In the wake of Donald Trump emerging as the president-elect of the United States, New Zealand has experienced a massive upswell in interest from Americans considering emigration to this country. However, emigration is not a trivial matter made on the spur of the moment; in addition to the upheaval of family, friends and professional networks, there are tax implications which must be considered, too.
That’s according to Crowe Horwath tax advisory managing partner Scott Mason. He says that when foreign nationals are interested in moving to New Zealand, appropriate planning must include a focus on tax obligations and implications. “Often, people take some initial steps, such as buying property or emotively deciding to leave the United States, without realising that attention must be paid to tax requirements in both countries. The other immediate issue for them is that while New Zealand has a comparatively efficient tax system, it does differ significantly from that of the United States, so it is necessary to get to grips with the way tax is handled here.”
Key issues which consistently crop up for immigrants, says Mason, include tax residency and exemptions, employment and business arrangements, ownership interests, and property purchase rules and obligations. That is without even considering the overhang of the US tax system and FATCA responsibilities if they did come to NZ.
In terms of residency, all New Zealand tax residents are required to pay tax locally on their worldwide income. For potential immigrants, becoming a tax resident is determined by how many days you spend in the country per year; 183 days or more, and you are a resident. Alternatively, if the individual’s permanent place of abode is determined to be in New Zealand (owing to property, business and/or personal interests), that person can be adjudged to be a resident. “Many people aren’t aware of these conditions and the timing of residency being triggered, and can be surprised by them,” observes Mason.
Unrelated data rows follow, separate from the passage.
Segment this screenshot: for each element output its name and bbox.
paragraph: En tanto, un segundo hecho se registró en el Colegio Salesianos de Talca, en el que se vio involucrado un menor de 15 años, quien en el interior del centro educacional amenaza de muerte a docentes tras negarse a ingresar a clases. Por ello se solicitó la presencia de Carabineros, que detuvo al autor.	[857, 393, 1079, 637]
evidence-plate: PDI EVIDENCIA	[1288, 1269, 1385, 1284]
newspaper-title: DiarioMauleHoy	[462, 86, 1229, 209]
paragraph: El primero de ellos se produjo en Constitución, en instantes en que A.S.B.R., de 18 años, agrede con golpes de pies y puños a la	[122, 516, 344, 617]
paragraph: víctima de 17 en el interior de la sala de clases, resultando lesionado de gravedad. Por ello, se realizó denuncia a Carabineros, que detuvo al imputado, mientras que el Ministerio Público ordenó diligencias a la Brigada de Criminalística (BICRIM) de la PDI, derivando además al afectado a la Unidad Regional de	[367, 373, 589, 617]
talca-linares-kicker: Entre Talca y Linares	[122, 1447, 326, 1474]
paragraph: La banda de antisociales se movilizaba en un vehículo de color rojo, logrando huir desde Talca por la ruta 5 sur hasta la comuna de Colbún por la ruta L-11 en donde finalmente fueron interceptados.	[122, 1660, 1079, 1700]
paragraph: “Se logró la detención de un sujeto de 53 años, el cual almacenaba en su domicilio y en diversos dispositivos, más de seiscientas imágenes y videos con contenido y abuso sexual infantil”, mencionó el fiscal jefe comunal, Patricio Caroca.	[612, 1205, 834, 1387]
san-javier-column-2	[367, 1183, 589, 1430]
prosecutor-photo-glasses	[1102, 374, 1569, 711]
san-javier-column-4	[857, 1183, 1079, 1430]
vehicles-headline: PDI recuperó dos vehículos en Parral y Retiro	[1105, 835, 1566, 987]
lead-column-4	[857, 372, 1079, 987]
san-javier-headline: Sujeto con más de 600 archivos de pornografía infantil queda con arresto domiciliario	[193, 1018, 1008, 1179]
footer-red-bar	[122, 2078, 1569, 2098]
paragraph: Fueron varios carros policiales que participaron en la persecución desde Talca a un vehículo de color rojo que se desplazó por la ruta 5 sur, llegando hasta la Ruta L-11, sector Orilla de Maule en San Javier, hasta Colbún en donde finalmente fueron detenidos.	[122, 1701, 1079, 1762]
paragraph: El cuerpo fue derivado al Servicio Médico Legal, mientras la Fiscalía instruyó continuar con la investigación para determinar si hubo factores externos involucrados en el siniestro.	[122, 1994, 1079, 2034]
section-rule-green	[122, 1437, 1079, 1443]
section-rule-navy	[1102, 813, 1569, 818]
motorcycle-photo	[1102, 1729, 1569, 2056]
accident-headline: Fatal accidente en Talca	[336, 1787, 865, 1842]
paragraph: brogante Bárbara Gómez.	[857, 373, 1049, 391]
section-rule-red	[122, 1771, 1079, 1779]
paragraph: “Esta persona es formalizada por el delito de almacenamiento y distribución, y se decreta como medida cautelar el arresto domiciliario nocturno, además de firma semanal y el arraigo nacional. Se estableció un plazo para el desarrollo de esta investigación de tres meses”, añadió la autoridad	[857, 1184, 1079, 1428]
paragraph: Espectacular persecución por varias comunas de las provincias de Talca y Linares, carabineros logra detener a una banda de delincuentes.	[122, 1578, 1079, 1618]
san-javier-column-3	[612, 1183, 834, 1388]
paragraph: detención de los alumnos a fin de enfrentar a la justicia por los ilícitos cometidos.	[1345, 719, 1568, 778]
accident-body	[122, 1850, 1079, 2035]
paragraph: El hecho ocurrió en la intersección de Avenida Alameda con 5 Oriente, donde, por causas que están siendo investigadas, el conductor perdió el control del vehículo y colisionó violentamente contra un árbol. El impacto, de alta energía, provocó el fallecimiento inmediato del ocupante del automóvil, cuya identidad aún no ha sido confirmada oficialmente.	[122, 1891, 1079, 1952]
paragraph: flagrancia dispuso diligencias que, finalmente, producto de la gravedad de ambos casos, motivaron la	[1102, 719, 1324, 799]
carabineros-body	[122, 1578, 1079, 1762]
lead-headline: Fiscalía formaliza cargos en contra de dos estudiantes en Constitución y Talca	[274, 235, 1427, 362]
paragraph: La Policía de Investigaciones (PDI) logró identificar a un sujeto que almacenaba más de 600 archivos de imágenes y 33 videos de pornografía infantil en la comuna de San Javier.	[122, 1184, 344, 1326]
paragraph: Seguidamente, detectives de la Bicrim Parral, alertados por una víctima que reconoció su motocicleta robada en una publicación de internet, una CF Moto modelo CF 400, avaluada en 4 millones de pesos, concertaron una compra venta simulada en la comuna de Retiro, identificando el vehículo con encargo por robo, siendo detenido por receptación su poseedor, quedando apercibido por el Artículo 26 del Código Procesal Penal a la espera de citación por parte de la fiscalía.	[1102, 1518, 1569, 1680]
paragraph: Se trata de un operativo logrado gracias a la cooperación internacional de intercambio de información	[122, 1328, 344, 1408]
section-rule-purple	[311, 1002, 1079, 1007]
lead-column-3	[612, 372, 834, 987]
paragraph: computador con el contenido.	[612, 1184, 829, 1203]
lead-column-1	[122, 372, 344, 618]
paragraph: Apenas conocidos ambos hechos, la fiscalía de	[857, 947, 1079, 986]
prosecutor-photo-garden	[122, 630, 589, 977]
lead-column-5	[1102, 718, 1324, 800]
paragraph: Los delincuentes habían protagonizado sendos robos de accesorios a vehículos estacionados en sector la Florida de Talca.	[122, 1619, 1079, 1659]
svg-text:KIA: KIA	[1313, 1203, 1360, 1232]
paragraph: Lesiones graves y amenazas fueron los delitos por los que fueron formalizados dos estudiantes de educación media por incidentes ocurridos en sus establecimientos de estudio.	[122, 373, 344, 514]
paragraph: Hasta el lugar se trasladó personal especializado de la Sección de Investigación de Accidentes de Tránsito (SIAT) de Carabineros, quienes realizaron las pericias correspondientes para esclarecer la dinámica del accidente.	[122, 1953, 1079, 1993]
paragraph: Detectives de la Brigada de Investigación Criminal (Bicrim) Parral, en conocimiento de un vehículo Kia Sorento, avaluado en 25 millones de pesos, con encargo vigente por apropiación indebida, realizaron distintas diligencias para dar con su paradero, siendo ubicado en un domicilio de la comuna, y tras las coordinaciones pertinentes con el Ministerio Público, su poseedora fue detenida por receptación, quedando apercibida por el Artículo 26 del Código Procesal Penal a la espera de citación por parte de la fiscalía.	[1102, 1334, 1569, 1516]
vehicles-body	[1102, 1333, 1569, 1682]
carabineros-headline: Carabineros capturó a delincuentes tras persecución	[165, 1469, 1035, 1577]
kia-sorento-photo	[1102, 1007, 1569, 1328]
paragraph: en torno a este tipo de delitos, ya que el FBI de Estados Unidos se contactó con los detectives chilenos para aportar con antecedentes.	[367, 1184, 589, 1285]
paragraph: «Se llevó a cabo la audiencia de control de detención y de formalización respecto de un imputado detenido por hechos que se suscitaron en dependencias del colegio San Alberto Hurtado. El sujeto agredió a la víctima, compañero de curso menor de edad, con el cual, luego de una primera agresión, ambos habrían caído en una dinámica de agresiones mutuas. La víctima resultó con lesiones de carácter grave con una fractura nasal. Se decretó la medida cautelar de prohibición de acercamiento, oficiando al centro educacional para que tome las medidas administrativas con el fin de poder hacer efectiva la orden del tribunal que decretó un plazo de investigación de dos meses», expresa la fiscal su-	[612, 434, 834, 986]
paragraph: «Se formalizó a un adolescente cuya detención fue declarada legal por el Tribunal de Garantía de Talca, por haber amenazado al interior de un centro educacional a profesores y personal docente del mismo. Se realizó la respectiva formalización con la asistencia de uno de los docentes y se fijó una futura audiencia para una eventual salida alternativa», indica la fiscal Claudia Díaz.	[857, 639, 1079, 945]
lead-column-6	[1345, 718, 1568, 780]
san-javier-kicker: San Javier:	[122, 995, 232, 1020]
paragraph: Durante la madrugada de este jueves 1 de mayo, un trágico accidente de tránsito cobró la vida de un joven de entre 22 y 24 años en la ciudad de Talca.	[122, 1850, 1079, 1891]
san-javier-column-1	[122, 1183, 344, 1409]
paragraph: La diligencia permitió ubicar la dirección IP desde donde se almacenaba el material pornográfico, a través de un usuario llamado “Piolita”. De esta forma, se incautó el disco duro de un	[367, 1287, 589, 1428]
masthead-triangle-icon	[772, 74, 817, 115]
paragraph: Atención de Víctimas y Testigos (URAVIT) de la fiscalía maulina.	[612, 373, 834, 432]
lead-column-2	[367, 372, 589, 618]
If a tax resident of New Zealand, and a tax resident of another country, double tax agreements can apply and must be handled appropriately, he adds.
There is a four-year exemption from having to return certain overseas income in this country for new residents. However, there are requirements to meet and the exemption does not apply to all forms of income, while residency tests also apply. “Again, determining tax residency is key to assessing whether the exemption is available and for how long,” Mason notes.
If immigrants intend to work or start a business locally, various additional rules apply; ownership interests must be considered as a component of residency and tax implications, while a recurrent issue that Crow Horwath deals with relates to those with ties to trusts, as Mason explains: “There can be significant issues with the migration of a person if they are associated to a trust, particularly if they are a settlor, trustee or beneficiary. There are issues around disclosure and timing of decision-making that are crucial as it can result in the trust being classified as non-complying, and attracting a punitive tax rate on all gains.”
A major hot button for New Zealanders, property is also routinely an issue for non-residents or potential new residents. Mason notes that an IRD number is required, which typically also requires a local bank account, while GST can apply to some purchases, and a purchase can also impact on tax residency. Some cases require Overseas Investment Office approval, while tax on land issues, such as the bright line test, must be understood.
In short, Mason says that while the interest from the United States has spiked dramatically, he doesn’t believe there will be a flood of American immigrants. “The interest, for most of those upset at the election result, is probably a knee-jerk reaction. However, for those who are serious about moving to New Zealand, it is highly advisable to pay close attention to your tax and other financial affairs, as these arrangements will change and must be provided for. This in itself will act as a brake to many taking action.”